I know! It's just hard to do when I feel so bad for her but I know it's better for everyone if she behaves properly.


----------



## enigma731 (Aug 12, 2011)

But I'm sure I don't have to tell you that reinforcing maladaptive behaviors doesn't make anyone happy in the long run.


----------



## JaimeS (Nov 28, 2011)

True. She didn't try to pluck anyone today so maybe she is learning. Or maybe she just had a good day. She really just wants love and attention so I think time outs will work great for her.


----------



## meaggiedear (Nov 20, 2011)

JaimeS said:


> True. She didn't try to pluck anyone today so maybe she is learning. Or maybe she just had a good day. She really just wants love and attention so I think time outs will work great for her.


Well. As long as she behaves, she will get tons of both!


----------



## JaimeS (Nov 28, 2011)

My little Lily bean likes to keep her Mommy guessing. She has started a new habit. She has three different perches but has decided in the last few days that she prefers to be in the corner of her cage. This isn't the sick bird bottom of the cage thing, she just seems to like it there. The only thing that changed is I put another cage next to her. Could this be making her nervous? I can move it and see if she goes back to her perch.

And yesterday she was getting preened by me and another bird, seemed SO happy, and plucked the other bird! I told her "no pluck" put her in time out, then she plucked three of her own feathers! She is such a sensitive girl. I don't know what to do other than what I am doing or just completely isolate her. Suggestions?


----------



## bjknight93 (Nov 13, 2011)

Plucking might just be a habit of hers..and one that's tough to break. I'd rather her pluck herself than the other birds though..so if I were you i'd keep doing the timeouts. Also there is this product, but I'm not sure how/if it works. 

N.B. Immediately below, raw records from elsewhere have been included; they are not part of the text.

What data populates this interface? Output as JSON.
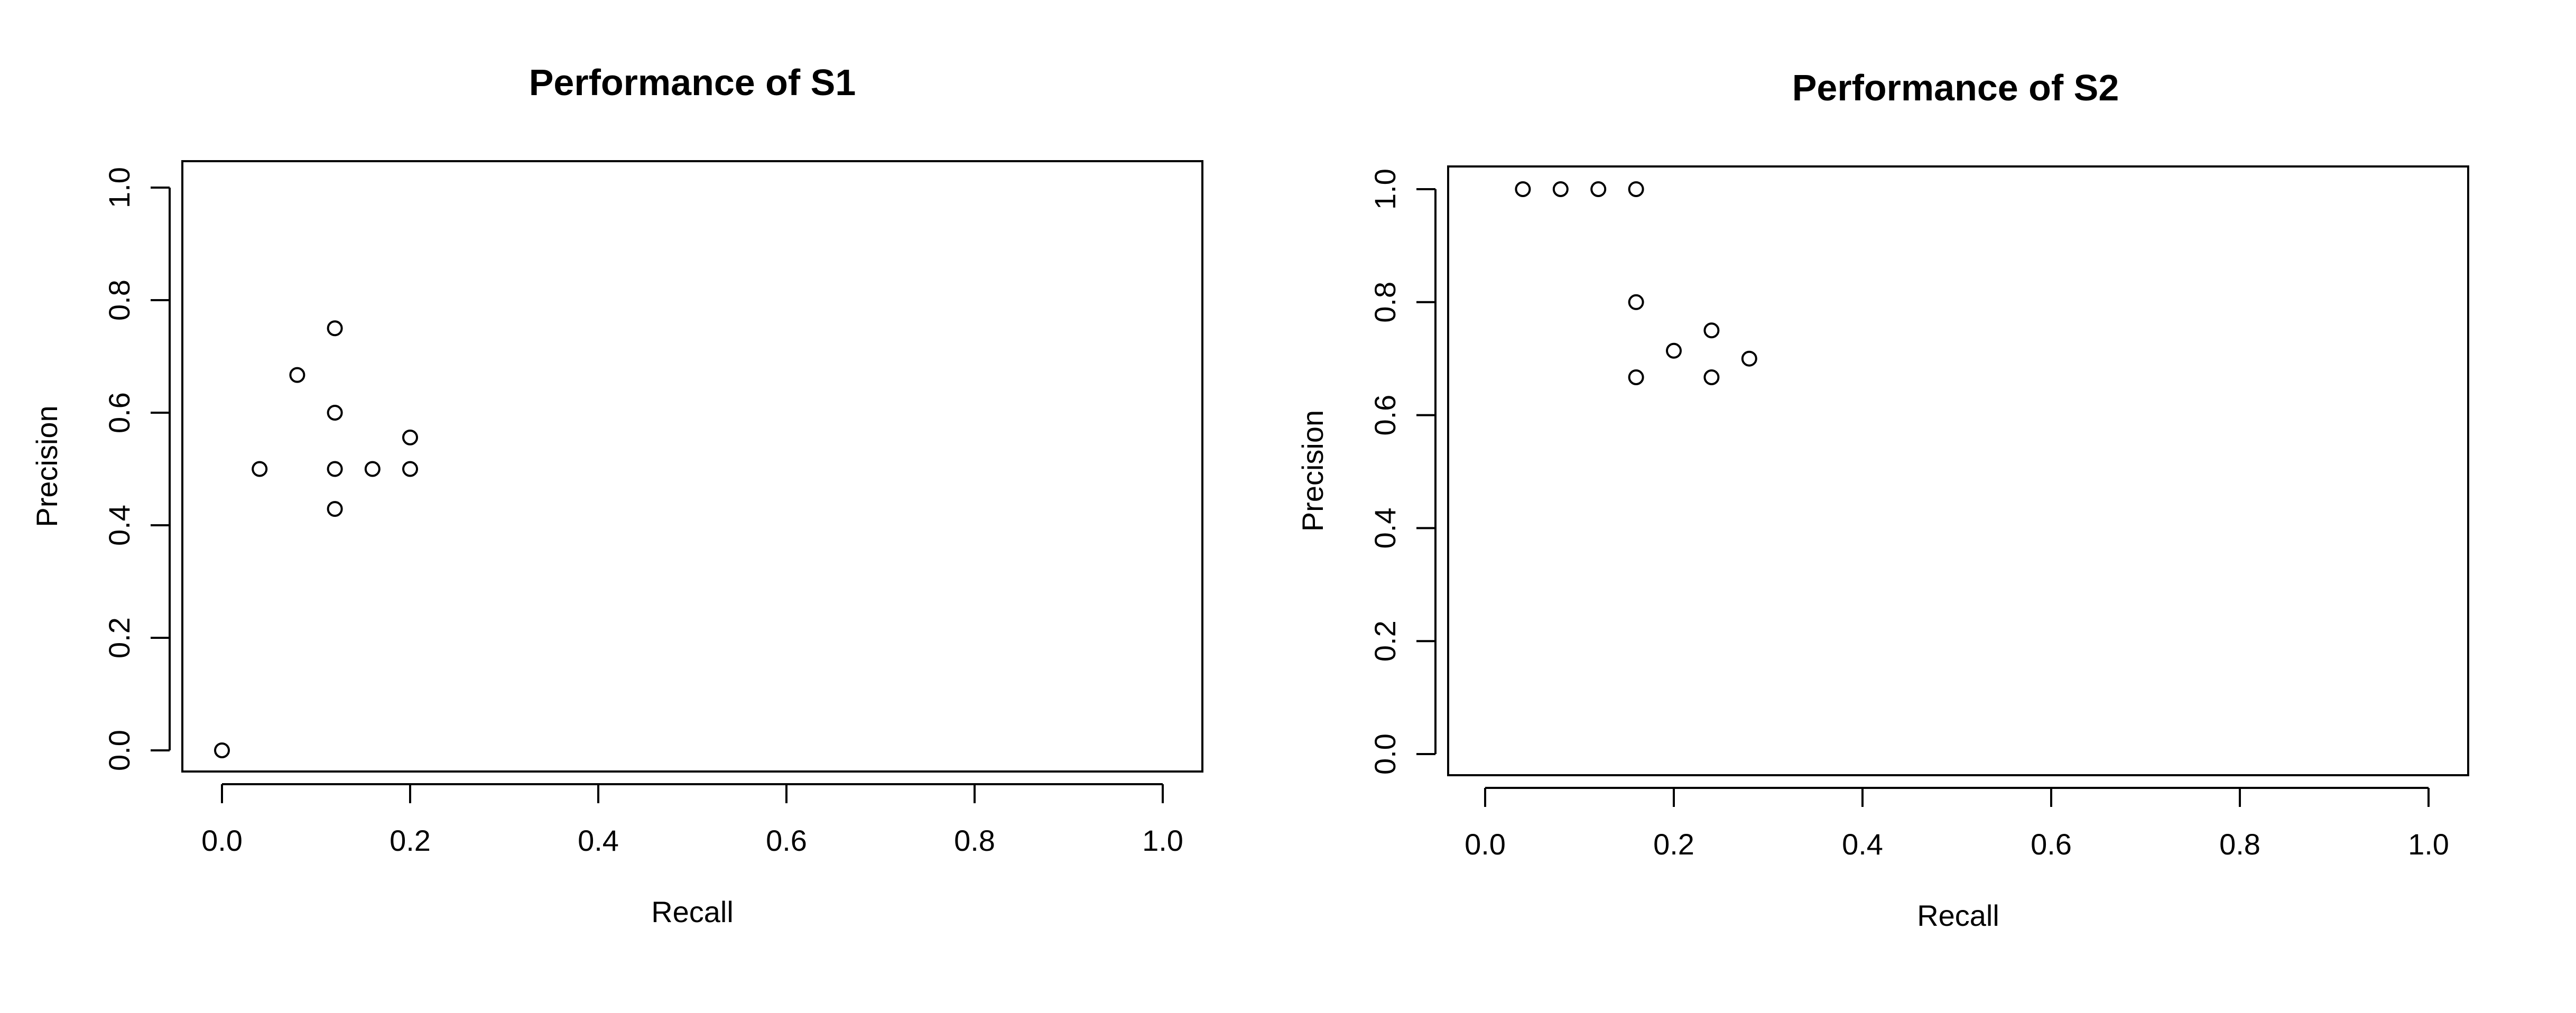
{
  "chart_data": [
    {
      "type": "scatter",
      "title": "Performance of S1",
      "xlabel": "Recall",
      "ylabel": "Precision",
      "xlim": [
        0.0,
        1.0
      ],
      "ylim": [
        0.0,
        1.0
      ],
      "xticks": [
        "0.0",
        "0.2",
        "0.4",
        "0.6",
        "0.8",
        "1.0"
      ],
      "yticks": [
        "0.0",
        "0.2",
        "0.4",
        "0.6",
        "0.8",
        "1.0"
      ],
      "marker": "open-circle",
      "grid": false,
      "points": [
        {
          "x": 0.0,
          "y": 0.0
        },
        {
          "x": 0.04,
          "y": 0.5
        },
        {
          "x": 0.08,
          "y": 0.667
        },
        {
          "x": 0.12,
          "y": 0.75
        },
        {
          "x": 0.12,
          "y": 0.6
        },
        {
          "x": 0.12,
          "y": 0.5
        },
        {
          "x": 0.12,
          "y": 0.429
        },
        {
          "x": 0.16,
          "y": 0.5
        },
        {
          "x": 0.2,
          "y": 0.556
        },
        {
          "x": 0.2,
          "y": 0.5
        }
      ]
    },
    {
      "type": "scatter",
      "title": "Performance of S2",
      "xlabel": "Recall",
      "ylabel": "Precision",
      "xlim": [
        0.0,
        1.0
      ],
      "ylim": [
        0.0,
        1.0
      ],
      "xticks": [
        "0.0",
        "0.2",
        "0.4",
        "0.6",
        "0.8",
        "1.0"
      ],
      "yticks": [
        "0.0",
        "0.2",
        "0.4",
        "0.6",
        "0.8",
        "1.0"
      ],
      "marker": "open-circle",
      "grid": false,
      "points": [
        {
          "x": 0.04,
          "y": 1.0
        },
        {
          "x": 0.08,
          "y": 1.0
        },
        {
          "x": 0.12,
          "y": 1.0
        },
        {
          "x": 0.16,
          "y": 1.0
        },
        {
          "x": 0.16,
          "y": 0.8
        },
        {
          "x": 0.16,
          "y": 0.667
        },
        {
          "x": 0.2,
          "y": 0.714
        },
        {
          "x": 0.24,
          "y": 0.75
        },
        {
          "x": 0.24,
          "y": 0.667
        },
        {
          "x": 0.28,
          "y": 0.7
        }
      ]
    }
  ]
}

http://www.allbirdproducts.com/newproductpages/AviCalm.html

But before you do that (if you do), I would give her Brewer's yeast everyday on top of anything she'll eat..so if that works for stress and eliminates the plucking.


----------



## JaimeS (Nov 28, 2011)

Yes, I agree I would rather her pluck herself too. I have been giving her brewers yeast for a while too


----------



## baboo (Jun 5, 2012)

You know what really helps is camomile tea very good for stressed birds especially in the spring and summer months..


----------



## enigma731 (Aug 12, 2011)

The corner might just be her spot. Sunny likes the top corner of his cage the best, and I don't think it has anything to do with him being anxious. Another thought, though -- Is it possible she's starting to get hormonal? Roo will sometimes squish herself into a corner of her cage and start clucking when Sunny is being his lecherous old self.


----------



## JaimeS (Nov 28, 2011)

I thought of that but she isn't doing anything to indicate being hormonal. No clucking or raising her birdie butt or anything. Maybe she just likes it. When I got them out today she was on her perch so I'm not going to worry about it.


----------



## sunnysmom (Sep 23, 2011)

Maybe if putting her back in her cage is too stressful for her, can you just move her away from the other birds for a few minutes but not actually put her back in the cage? That's what I do with Sunny- well away from what he's doing- I don't have other birds. I think you're making good progress with Lily. And it sounds like she likes and needs the company of the other birds. She just has to learn not to pluck them- I think she'll get it eventually.


----------



## JaimeS (Nov 28, 2011)

Oh no, I don't put her in her cage, I just move her away for a minute (well not even a minute). I think she may have to be caged alone forever or maybe a long time but she gets to play with them during supervised play time!


----------



## sunnysmom (Sep 23, 2011)

JaimeS said:


> Oh no, I don't put her in her cage, I just move her away for a minute (well not even a minute). I think she may have to be caged alone forever or maybe a long time but she gets to play with them during supervised play time!


Oops sorry, I misunderstood. You're a good birdie mom and I'm sure in time she'll come around.


----------



## JaimeS (Nov 28, 2011)

It's okay! I hope she will eventually learn but even if she doesn't I still love her little bald self. And I think you are right, she needs to interact with them so she can learn how to do it properly! But I am always right there to remove her if she plucks


----------



## Indigobug1987 (Feb 18, 2012)

I don't have this problem with my tiel but in the past I had a parakeet that was a plucker. It was a new addition to the family and we kept him quarrantined for a long time. Until he stopped the plucking behavior. I was afraid that the other birds would start displaying that behavior. I don't know if thats possible/true or not but monkey see monkey do, you know?


----------